Content  


Benchmark Screen

The Benchmark Screen consists of two tabs 'Standard' and 'Advanced'. The first allows one to run the benchmark with standard settings, whereas the second allows for a fine-grained customization of the settings. In the following we discuss the main GUI elements from top to bottom:

Device and Platform Selector

Select the OpenCL device from the respective OpenCL platform on which you want to run the benchmark. Note that CPUs might be supported by multiple OpenCL platforms and hence may show up multiple times in the list.

Benchmark Selector, Advanced Settings, Overall Results

The benchmark selector on the left allows for disabling selected benchmarks. Usually one wants to run the full set of benchmarks, but in some cases one may want to focus on a subgroup

  • 'All' is a convenience button for selecting/deselecting all benchmarks.
  • 'Blas3' is a shortcut for dense matrix-matrix multiplications.
  • 'Copy' refers to a host-device bandwidth benchmark.
  • 'Sparse' enables or disables the evaluation of sparse matrix-vector products.
  • 'Vector' refers to vector operations and provides a STREAM-like benchmark to evaluate memory bandwidth.

[Advanced Tab only: The benchmark configuration setting allows you to set the minimum and maximum matrix and vector sizes used for the benchmark. The 'increment' factor denotes the factor between two sizes. For example, a matrix size of 128 with an increment factor of 2 leads to matrix dimensions 128, 256, 512, etc. used for the benchmark. For simplicity, all matrices used for the benchmark are square. The size for the sparse matrix is approximate: The actual matrix size is obtained from a 2d-discretization of a rectangular domain using 5-point finite differences. Consequently, the actual sparse matrix size might have a little larger or smaller, but differences are typically negligible in practice. To use your own sparse matrix, provide a Matrix-Market file via a click on 'Browse' in order to load it into the benchmark.]

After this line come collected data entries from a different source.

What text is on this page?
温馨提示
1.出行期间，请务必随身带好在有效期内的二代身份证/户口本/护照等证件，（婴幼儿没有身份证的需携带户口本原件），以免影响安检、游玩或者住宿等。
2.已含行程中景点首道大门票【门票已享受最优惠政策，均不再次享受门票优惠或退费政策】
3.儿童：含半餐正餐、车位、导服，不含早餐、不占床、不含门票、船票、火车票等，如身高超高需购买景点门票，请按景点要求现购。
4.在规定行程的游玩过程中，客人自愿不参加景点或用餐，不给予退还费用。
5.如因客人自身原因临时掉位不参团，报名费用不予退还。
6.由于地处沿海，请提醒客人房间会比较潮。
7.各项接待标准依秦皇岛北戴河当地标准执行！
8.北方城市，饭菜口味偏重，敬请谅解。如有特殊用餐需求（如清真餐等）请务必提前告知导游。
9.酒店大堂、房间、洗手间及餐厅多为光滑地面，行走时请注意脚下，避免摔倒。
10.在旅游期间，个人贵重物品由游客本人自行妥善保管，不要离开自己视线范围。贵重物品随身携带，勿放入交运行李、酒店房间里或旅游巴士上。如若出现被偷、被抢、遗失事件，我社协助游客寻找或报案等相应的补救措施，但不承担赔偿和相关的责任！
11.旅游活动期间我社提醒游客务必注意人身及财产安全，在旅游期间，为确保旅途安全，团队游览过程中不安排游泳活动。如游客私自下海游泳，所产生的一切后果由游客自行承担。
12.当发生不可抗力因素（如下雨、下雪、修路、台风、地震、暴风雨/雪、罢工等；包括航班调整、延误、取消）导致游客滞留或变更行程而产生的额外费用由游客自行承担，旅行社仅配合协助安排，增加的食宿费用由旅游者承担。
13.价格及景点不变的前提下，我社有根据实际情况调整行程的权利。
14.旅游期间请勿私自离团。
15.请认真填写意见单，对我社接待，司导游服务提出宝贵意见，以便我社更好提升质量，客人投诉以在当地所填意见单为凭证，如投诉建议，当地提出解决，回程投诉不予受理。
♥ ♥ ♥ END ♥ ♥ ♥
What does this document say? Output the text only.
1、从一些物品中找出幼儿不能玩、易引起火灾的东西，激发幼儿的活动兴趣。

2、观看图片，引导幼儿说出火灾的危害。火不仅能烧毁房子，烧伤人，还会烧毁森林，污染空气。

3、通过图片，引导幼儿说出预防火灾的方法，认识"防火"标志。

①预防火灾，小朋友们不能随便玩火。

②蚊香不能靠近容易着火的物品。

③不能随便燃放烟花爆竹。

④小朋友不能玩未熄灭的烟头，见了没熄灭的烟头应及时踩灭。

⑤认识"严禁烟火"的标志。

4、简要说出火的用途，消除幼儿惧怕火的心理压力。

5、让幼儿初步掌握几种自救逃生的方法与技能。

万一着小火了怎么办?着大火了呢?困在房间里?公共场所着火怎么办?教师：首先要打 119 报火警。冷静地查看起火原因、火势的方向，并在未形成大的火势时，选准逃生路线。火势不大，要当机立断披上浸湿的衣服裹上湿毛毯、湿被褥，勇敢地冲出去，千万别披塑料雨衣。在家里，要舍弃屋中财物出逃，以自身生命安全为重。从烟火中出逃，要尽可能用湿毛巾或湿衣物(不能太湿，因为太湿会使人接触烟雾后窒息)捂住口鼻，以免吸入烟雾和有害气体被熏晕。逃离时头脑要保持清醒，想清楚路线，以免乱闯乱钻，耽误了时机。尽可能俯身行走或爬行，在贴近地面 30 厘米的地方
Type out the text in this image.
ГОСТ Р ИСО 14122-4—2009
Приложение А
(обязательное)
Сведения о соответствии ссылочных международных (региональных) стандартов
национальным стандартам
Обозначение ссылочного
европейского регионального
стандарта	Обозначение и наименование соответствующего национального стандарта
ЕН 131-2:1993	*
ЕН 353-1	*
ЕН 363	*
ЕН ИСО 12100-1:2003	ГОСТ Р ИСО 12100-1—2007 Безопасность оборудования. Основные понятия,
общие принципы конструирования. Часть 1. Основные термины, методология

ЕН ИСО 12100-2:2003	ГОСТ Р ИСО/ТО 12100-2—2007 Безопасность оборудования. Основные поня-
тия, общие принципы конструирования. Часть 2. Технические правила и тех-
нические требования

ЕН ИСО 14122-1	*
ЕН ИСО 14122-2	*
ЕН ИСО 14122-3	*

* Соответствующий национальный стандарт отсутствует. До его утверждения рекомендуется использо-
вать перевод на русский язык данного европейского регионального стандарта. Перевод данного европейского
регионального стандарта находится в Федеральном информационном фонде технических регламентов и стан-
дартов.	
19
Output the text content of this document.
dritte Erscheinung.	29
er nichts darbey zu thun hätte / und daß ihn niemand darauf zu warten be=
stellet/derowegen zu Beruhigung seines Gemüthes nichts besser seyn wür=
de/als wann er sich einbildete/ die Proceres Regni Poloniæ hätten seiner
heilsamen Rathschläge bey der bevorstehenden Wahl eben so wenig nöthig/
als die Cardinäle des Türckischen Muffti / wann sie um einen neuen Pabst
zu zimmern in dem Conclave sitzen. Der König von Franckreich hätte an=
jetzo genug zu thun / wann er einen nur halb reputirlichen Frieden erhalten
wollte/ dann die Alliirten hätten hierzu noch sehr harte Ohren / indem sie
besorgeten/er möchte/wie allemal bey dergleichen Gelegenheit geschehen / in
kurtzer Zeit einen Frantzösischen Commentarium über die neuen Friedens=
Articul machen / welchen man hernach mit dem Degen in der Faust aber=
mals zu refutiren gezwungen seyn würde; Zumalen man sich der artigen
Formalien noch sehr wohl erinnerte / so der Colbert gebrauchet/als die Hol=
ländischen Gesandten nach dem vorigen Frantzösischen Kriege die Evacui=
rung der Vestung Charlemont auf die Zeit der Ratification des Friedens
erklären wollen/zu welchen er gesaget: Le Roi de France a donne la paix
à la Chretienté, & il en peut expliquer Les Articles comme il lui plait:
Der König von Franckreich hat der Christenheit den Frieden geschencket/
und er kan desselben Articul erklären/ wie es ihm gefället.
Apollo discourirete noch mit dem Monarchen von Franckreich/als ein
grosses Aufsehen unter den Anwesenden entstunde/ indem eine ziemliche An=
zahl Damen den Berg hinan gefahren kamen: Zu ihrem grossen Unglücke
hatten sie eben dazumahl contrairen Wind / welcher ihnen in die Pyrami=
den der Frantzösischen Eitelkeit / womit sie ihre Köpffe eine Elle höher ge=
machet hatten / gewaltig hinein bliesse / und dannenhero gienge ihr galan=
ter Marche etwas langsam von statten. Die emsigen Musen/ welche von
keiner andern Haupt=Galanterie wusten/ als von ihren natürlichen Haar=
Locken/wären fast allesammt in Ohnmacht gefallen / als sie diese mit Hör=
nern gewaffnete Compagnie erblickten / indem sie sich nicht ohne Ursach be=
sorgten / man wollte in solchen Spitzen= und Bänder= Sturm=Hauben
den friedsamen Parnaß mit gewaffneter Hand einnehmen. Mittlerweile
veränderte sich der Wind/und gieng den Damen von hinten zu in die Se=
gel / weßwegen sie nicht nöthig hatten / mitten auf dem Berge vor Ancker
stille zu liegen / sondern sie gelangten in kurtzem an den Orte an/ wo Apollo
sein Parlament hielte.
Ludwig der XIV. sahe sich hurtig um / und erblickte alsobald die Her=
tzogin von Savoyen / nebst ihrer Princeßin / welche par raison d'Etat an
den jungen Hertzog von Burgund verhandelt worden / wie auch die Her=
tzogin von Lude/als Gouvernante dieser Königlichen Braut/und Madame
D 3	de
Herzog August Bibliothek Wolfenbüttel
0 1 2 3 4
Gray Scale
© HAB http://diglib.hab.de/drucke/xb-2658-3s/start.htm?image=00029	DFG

The overall result plot on the right of the benchmark selector plots the best performances obtained for each of the three benchmarks. Typically the FLOPs measured for dense matrices is much higher than for sparse matrices. Similarly, the bandwidth for vector operations is higher than the host-device bandwidth represented by 'Copy'.

Precision Selector, Start Button, Progress Bar

Switch here between single (float) and double precision arithmetic. Some OpenCL devices do not provide support double precision arithmetic, in which case you will receive an error message.

Next to the precision selector is the 'Start' button, which starts (or stops) a benchmark.

The overall progress in the benchmark is visually displayed by the progress bar to the right.

Result Plots

The results for each of the four benchmarks are provided in the respective tab. Click on 'Toggle Fullscreen' to increase the plot size. A customization of the axes is currently not possible.

The matrix formats in the sparse matrix vector products are as follows:

  • CSR format: Compressed row storage (example). The padding refers to potentially adding zeros to each row of the matrix so that the number of nonzeros per row is a multiple of the 'padding' parameter. The three CSR formats refer to the ViennaCL types compressed_matrix<T> (using an CSR-adaptive kernel), compressed_matrix<T, 4>, and compressed_matrix<T, 8>, respectively.
  • COO format: Coordinate list storage (example). Often the slowest format for massively parallel hardware. coordinate_matrix<T> in ViennaCL.
  • ELL format: ELLPACK  format (paper with example). Implemented as ell_matrix<T> in ViennaCL.
  • Sliced ELL format: Modified ELLPACK format proposed by Kreutzer et al. (preprint). Implemented in ViennaCL as sliced_ell_matrix<T> (currently without sorting).
  • Hybrid format: Uses the ELLPACK format with a reduced number of entries per row. Remaining entries are stored using a modified (compressed) CSR format where only rows with nonzeros are stored.